Many people might not recall who Anna May Wong was.

Wong was considered the first Chinese American movie star, and through her films, public appearances and prominent magazine features, she helped to humanize Chinese Americans to white audiences during a period of overt racism and discrimination. Following her death in 1961, Wong’s image remained a symbol in literature as well as in film.

That’s where poet Sally Wen Mao picked up the trail. Mao wrote a book called “Oculus,” published in 2019 by Minneapolis’ Graywolf Press, with a series of persona poems in Wong’s voice.

Mao, who received the 2019-20 Sister Mariella Gable Award from the College of Saint Benedict, will conduct a public reading at 7 p.m. Tuesday, Feb. 4, in room 204, Gorecki Center, CSB. The event is free and open to the public.

She will also be in residence Feb. 2-5 at CSB and Saint John’s University.

One of the sequences in “Oculus” speaks in the voice of Wong, “who travels through the history of cinema with a time machine – even past her death and into the future of film, where she finds she has no progeny,” Mao’s website said. 

“With a speculative imagination and a sharpened wit, Mao powerfully confronts the paradoxes of seeing and being seen, the intimacies made possible and ruined by the screen and the many roles and representations that women of color are made to endure in order to survive a culture that seeks to consume them,” her website continued.

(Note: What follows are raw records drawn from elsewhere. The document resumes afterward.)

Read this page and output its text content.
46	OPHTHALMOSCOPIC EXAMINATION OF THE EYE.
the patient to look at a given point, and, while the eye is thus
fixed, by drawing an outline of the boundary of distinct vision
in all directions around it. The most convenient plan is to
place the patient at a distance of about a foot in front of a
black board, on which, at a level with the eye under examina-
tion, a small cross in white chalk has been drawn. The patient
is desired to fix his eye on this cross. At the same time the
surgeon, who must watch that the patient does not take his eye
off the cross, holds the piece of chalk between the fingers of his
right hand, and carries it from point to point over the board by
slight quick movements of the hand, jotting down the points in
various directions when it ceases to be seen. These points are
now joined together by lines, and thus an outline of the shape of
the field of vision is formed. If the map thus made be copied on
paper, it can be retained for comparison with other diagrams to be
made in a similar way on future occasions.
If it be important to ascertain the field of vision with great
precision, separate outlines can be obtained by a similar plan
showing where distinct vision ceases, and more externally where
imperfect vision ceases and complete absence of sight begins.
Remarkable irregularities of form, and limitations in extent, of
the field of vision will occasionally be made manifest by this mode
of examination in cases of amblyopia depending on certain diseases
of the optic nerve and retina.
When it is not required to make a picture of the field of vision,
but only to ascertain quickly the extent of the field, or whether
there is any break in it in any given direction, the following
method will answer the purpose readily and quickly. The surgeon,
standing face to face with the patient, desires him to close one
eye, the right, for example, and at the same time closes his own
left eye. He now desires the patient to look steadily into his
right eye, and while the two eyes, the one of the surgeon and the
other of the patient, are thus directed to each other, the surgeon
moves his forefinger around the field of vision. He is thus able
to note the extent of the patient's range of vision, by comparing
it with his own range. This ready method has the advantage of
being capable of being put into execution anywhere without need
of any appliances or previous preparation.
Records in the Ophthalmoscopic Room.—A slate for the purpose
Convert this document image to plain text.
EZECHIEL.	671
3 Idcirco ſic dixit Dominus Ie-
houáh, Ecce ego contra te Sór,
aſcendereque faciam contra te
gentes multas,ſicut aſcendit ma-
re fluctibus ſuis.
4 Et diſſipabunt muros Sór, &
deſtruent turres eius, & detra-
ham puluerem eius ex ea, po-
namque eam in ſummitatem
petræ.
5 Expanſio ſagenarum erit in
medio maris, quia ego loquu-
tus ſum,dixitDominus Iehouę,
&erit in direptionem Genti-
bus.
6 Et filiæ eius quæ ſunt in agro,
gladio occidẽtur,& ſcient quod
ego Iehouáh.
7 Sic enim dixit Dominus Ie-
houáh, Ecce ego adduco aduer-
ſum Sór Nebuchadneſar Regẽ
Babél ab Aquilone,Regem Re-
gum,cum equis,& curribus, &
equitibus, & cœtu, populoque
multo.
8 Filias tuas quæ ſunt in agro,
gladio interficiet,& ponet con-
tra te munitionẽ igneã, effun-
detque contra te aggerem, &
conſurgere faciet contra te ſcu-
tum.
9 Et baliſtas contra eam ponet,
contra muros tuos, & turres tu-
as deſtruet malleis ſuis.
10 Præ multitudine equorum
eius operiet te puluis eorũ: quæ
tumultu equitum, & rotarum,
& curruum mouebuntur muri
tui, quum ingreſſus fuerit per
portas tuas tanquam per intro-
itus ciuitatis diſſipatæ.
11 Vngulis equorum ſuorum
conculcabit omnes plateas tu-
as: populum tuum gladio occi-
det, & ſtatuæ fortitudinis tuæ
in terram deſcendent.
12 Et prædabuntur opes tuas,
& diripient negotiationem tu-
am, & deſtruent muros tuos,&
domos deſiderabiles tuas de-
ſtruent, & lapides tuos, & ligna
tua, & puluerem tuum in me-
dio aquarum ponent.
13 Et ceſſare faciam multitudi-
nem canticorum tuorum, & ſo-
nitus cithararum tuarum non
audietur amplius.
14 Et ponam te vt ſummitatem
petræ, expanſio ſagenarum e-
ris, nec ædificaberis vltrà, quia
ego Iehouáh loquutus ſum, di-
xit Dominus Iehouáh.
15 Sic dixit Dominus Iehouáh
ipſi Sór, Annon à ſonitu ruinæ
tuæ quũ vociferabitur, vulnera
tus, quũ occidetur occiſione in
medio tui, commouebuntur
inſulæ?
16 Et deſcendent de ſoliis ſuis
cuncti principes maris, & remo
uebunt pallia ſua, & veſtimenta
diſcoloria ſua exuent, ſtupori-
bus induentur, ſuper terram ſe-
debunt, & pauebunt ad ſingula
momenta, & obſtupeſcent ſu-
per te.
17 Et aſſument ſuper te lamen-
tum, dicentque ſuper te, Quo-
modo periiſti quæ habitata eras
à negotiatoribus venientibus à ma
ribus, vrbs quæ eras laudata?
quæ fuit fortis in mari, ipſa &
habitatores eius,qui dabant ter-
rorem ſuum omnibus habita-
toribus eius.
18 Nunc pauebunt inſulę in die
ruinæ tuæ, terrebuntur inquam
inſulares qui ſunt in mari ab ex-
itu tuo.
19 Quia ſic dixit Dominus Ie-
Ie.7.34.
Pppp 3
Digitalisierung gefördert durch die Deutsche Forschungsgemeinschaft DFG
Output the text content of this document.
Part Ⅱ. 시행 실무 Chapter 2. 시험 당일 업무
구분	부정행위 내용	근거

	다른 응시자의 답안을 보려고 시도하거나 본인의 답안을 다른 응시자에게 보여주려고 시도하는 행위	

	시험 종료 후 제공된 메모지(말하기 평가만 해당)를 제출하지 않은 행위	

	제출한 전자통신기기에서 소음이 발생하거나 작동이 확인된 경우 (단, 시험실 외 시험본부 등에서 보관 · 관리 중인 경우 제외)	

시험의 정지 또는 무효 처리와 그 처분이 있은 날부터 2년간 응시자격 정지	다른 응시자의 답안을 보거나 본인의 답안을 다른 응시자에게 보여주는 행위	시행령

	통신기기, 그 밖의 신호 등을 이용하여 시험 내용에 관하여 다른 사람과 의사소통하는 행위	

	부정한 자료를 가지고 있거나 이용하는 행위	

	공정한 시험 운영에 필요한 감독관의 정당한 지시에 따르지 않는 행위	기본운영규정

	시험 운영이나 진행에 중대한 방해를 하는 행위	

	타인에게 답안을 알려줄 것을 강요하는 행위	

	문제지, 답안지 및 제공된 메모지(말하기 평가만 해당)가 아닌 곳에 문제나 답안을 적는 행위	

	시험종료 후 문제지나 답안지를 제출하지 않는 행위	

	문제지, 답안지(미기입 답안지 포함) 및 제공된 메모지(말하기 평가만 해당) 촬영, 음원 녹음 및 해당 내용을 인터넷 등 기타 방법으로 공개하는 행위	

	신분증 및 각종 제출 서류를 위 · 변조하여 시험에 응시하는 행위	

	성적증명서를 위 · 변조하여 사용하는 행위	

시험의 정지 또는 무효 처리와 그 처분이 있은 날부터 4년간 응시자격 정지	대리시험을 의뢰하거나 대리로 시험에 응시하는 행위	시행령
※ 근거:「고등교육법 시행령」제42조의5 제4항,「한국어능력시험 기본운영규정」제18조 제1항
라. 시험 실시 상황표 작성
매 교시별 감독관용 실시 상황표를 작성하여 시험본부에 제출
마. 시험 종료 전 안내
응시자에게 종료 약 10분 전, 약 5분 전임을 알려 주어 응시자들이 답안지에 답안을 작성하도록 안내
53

The book also “explores exile not just as a matter of distance and displacement, but as a migration through time and a reckoning with technology,” Mao’s website said. “The title poem follows a girl in Shanghai who uploaded her suicide onto Instagram. Other poems cross into animated words, examine robot culture and haunt a necropolis for electronic waste.”

Mao also is the author of a previous poetry collection, “Mad Honey Symposium.” Her poem, “Anna May Wong Blows Out 16 Candles,” won a 2017 Pushcart Prize, an American literary prize published by Pushcart Press that honors the best "poetry, short fiction, essays or literary whatnot" published in the small presses over the previous year.

Mao has been awarded fellowships at Kundiman, a national organization dedicated to the creation and cultivation of Asian American creative writing; George Washington University; and the New York Public Library Cullman Center.

Sister Mariella Gable was an English professor at CSB from 1928-73.  She was also a Dante scholar, poet, editor and writer. Sister Mariella tirelessly promoted the cause of two then little-known authors, Flannery O’Connor and J.F. Powers, and introduced audiences in the United States to such Irish writers as Frank O'Connor, Seán Ó Faoláin, Mary Lavin and Bryan MacMahon through her many essays and anthologies.

The Sister Mariella Gable Award is given each year by CSB for an important work of literature published by Graywolf Press. Graywolf Press, described by Ploughshares Magazine as “arguably the best small press in the country,” and the Literary Arts Institute at CSB have formed an innovative collaboration to explore new ways of promoting the literary arts on campus, to audiences in the surrounding area and in the Twin Cities.